Of course, it always has been in this league. But now more than ever. The game is growing. Literally. So it was no surprise that the Pistons’ first pick Tuesday was John Salley of Georgia Tech, who tips the tape measure at 7 feet.

Big is beautiful.

“The game is changing,” Daly said. “You’ve got to have those 7-footers now. You saw how far Houston went, and they’re not even that good a team. It’s a sign of the times. There may be less movement. Less driving. It may not be as pretty a game, but the teams with those big guys all over are the ones who win.” Where are the guards?

So the Pistons took Salley and joined the duck-under-the- doorway club. They already have 6-11 Bill Laimbeer at center, and he will most likely stay there. “We’ll use Salley at power forward,” Daly said. “You don’t know until you get somebody in, but we’re hoping that he can come here and start at that spot.”

Now, a few years back, the idea of a 7-foot player anywhere but smack in the middle of the floor, blocking shots and staring down at the little people, would have been laughable. But now we have guards who are 6-9 (Magic Johnson) and a power forward who’s 7-4 (Ralph Sampson). Had 7-foot Brad Sellers been available, the Pistons would have taken him with their first pick and possibly

used him at small forward.

Small?

Well. We may soon have to redefine that word. It was no accident that with all the excellent guards available in Tuesday’s draft, only two were taken in the opening dozen selections. And the first of those was 6-6.

Look at this: 7-feet, 6-8, 6-11, 6-8, 6-8, 7-feet, 6-10, 6-6, 7-feet. That’s the height order of the first nine picks Tuesday. Cleveland took a center. Golden State took a center. Phoenix took a center. And all those picks could play forward as well.

Big is beautiful.

And everybody is after it.

Which brings us to the question that Detroit fans are all asking this morning: Bottom line — relative to the other teams — how did the Pistons do in this dialing-for-dunkers sweepstakes? Pistons need more help

They did OK. Just OK. Remember, they tried desperately to make more of this draft than just one college player. For one college player won’t make this team championship caliber.

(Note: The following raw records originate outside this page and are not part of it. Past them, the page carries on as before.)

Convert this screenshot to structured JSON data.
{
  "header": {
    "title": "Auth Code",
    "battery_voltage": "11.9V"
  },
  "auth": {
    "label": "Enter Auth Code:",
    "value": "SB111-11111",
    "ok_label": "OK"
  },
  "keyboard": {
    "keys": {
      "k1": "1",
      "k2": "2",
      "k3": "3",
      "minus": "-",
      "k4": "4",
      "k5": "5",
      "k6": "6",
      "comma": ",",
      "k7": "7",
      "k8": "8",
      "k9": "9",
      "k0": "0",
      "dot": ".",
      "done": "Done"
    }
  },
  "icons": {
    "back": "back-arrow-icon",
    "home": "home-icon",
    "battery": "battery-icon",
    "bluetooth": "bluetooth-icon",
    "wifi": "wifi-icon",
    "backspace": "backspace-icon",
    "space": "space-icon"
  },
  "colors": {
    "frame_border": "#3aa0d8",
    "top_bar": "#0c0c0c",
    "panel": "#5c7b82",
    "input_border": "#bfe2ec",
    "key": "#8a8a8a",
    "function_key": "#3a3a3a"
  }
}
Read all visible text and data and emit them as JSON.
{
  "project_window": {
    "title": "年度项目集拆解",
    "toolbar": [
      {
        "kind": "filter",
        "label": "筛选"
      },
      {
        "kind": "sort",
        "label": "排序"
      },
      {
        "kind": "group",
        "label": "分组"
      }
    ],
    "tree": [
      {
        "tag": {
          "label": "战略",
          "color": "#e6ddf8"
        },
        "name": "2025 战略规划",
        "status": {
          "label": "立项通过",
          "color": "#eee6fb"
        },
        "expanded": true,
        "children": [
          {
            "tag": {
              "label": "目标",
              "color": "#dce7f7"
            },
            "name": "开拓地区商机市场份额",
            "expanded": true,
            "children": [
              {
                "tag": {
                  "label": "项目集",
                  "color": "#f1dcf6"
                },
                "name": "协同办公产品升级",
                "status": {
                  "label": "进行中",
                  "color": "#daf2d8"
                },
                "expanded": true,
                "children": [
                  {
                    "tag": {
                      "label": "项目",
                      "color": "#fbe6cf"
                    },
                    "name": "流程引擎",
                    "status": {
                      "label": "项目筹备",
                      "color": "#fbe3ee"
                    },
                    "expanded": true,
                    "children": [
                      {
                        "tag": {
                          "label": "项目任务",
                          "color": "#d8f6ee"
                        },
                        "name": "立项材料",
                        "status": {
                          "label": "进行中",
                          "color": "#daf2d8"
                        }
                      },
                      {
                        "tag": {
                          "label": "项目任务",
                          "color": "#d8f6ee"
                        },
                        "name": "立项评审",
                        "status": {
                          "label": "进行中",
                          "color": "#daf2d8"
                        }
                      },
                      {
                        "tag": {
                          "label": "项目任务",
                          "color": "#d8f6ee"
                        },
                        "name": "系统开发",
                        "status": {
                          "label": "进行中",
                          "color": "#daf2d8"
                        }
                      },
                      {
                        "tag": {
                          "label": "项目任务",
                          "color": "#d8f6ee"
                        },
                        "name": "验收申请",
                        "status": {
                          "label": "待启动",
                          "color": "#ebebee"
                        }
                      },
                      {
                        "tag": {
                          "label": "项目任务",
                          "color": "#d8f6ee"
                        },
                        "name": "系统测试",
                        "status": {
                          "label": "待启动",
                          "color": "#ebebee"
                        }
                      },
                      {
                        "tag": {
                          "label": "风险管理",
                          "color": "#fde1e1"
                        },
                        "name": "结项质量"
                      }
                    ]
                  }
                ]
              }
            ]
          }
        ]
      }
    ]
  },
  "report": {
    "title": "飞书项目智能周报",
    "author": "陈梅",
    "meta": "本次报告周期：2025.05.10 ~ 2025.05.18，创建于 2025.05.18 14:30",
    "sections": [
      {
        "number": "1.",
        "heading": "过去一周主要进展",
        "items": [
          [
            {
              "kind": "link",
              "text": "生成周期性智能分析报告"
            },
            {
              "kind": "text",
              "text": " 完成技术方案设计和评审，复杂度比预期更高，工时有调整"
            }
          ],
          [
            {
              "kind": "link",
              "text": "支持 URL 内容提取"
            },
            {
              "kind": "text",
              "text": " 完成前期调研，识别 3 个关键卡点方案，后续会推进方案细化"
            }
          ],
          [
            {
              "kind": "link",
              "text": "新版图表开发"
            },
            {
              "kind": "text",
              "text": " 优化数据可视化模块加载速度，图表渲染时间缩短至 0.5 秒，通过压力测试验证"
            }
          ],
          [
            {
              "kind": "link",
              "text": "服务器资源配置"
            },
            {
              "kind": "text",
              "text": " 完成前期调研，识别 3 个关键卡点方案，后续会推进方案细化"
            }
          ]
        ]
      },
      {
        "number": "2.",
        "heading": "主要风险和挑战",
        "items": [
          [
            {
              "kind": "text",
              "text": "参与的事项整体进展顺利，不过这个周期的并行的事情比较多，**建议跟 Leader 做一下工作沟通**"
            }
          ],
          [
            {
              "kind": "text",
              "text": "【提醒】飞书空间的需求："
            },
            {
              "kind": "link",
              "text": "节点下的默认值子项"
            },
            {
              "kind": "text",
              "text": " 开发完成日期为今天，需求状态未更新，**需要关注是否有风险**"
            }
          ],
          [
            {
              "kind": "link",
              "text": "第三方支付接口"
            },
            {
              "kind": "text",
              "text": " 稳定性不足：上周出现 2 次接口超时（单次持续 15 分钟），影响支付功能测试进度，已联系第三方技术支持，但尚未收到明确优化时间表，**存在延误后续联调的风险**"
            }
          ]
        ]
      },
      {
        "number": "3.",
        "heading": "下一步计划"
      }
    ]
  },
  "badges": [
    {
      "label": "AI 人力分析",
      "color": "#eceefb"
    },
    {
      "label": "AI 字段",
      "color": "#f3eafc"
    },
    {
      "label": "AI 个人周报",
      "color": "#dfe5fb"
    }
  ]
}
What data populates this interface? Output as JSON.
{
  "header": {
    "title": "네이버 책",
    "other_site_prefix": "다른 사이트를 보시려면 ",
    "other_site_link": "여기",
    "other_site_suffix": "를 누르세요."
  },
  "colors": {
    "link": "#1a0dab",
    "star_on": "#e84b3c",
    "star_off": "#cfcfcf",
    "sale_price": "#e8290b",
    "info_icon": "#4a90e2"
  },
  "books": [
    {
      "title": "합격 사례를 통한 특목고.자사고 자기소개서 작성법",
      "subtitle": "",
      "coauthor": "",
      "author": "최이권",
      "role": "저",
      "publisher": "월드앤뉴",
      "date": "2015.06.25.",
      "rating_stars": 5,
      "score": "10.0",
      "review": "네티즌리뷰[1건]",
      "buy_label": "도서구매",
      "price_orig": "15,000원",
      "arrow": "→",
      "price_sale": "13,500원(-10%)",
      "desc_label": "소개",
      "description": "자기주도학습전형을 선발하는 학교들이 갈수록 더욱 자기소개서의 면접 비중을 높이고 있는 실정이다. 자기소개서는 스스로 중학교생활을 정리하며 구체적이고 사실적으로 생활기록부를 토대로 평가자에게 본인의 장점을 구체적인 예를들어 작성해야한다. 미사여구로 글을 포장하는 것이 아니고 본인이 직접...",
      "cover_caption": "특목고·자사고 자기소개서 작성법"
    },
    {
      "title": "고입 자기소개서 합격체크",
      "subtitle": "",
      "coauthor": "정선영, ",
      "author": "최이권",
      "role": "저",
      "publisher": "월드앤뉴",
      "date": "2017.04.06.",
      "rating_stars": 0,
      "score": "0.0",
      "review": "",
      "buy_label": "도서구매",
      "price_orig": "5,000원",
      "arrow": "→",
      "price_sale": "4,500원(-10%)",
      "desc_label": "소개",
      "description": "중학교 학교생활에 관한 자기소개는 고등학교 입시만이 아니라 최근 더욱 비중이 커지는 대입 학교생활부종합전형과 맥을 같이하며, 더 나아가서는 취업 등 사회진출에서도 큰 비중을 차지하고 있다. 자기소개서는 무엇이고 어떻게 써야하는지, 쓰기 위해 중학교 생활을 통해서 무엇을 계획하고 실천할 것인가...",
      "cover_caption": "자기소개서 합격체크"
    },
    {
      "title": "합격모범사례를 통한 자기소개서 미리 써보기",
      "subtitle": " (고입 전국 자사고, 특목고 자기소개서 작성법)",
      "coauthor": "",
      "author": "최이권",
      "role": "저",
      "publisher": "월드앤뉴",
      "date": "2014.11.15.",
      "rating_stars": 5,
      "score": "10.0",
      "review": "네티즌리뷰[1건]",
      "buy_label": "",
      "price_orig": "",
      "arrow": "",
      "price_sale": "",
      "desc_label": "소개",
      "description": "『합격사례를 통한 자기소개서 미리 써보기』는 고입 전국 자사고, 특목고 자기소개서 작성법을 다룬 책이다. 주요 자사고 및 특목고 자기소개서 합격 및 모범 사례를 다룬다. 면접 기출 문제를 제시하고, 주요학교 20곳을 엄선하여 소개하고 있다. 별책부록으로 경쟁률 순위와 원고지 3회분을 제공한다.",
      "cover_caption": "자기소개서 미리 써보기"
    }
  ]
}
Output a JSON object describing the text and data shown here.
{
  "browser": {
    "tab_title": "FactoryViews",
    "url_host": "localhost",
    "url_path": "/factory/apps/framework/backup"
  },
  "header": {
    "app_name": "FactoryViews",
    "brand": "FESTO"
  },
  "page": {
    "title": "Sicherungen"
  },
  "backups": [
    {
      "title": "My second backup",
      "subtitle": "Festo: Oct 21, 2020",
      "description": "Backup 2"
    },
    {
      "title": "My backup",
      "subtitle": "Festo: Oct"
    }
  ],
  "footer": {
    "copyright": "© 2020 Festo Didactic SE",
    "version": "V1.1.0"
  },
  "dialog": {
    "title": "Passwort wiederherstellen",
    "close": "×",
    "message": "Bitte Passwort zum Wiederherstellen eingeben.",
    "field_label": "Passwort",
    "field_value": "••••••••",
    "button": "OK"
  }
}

They had the right idea, it says here, when they tried the Laimbeer-Kelly Tripucka-Vinnie Johnson number for Malone and the No. 1 from Philly. It didn’t happen. Philly dealt with Cleveland and Washington instead, and, as a result, those three teams “improved themselves more than any others,” Daly said.

Meanwhile, the Pistons are still saddled with Laimbeer, who is talented but limited (he won’t post-up, for example), and Tripucka, who is simply too small and defensively lacking for the forward spot. And Rick Mahorn, Kent Benson and Chuck Nevitt are, simply put, taking up space. A lot of it.

“We may have to move Kelly to guard fairly soon,” Daly said. “The guys he’s up against are so big now. Hopefully, with these picks we’ve added some speed. Maybe that’s the way to beat some of these big teams is speed.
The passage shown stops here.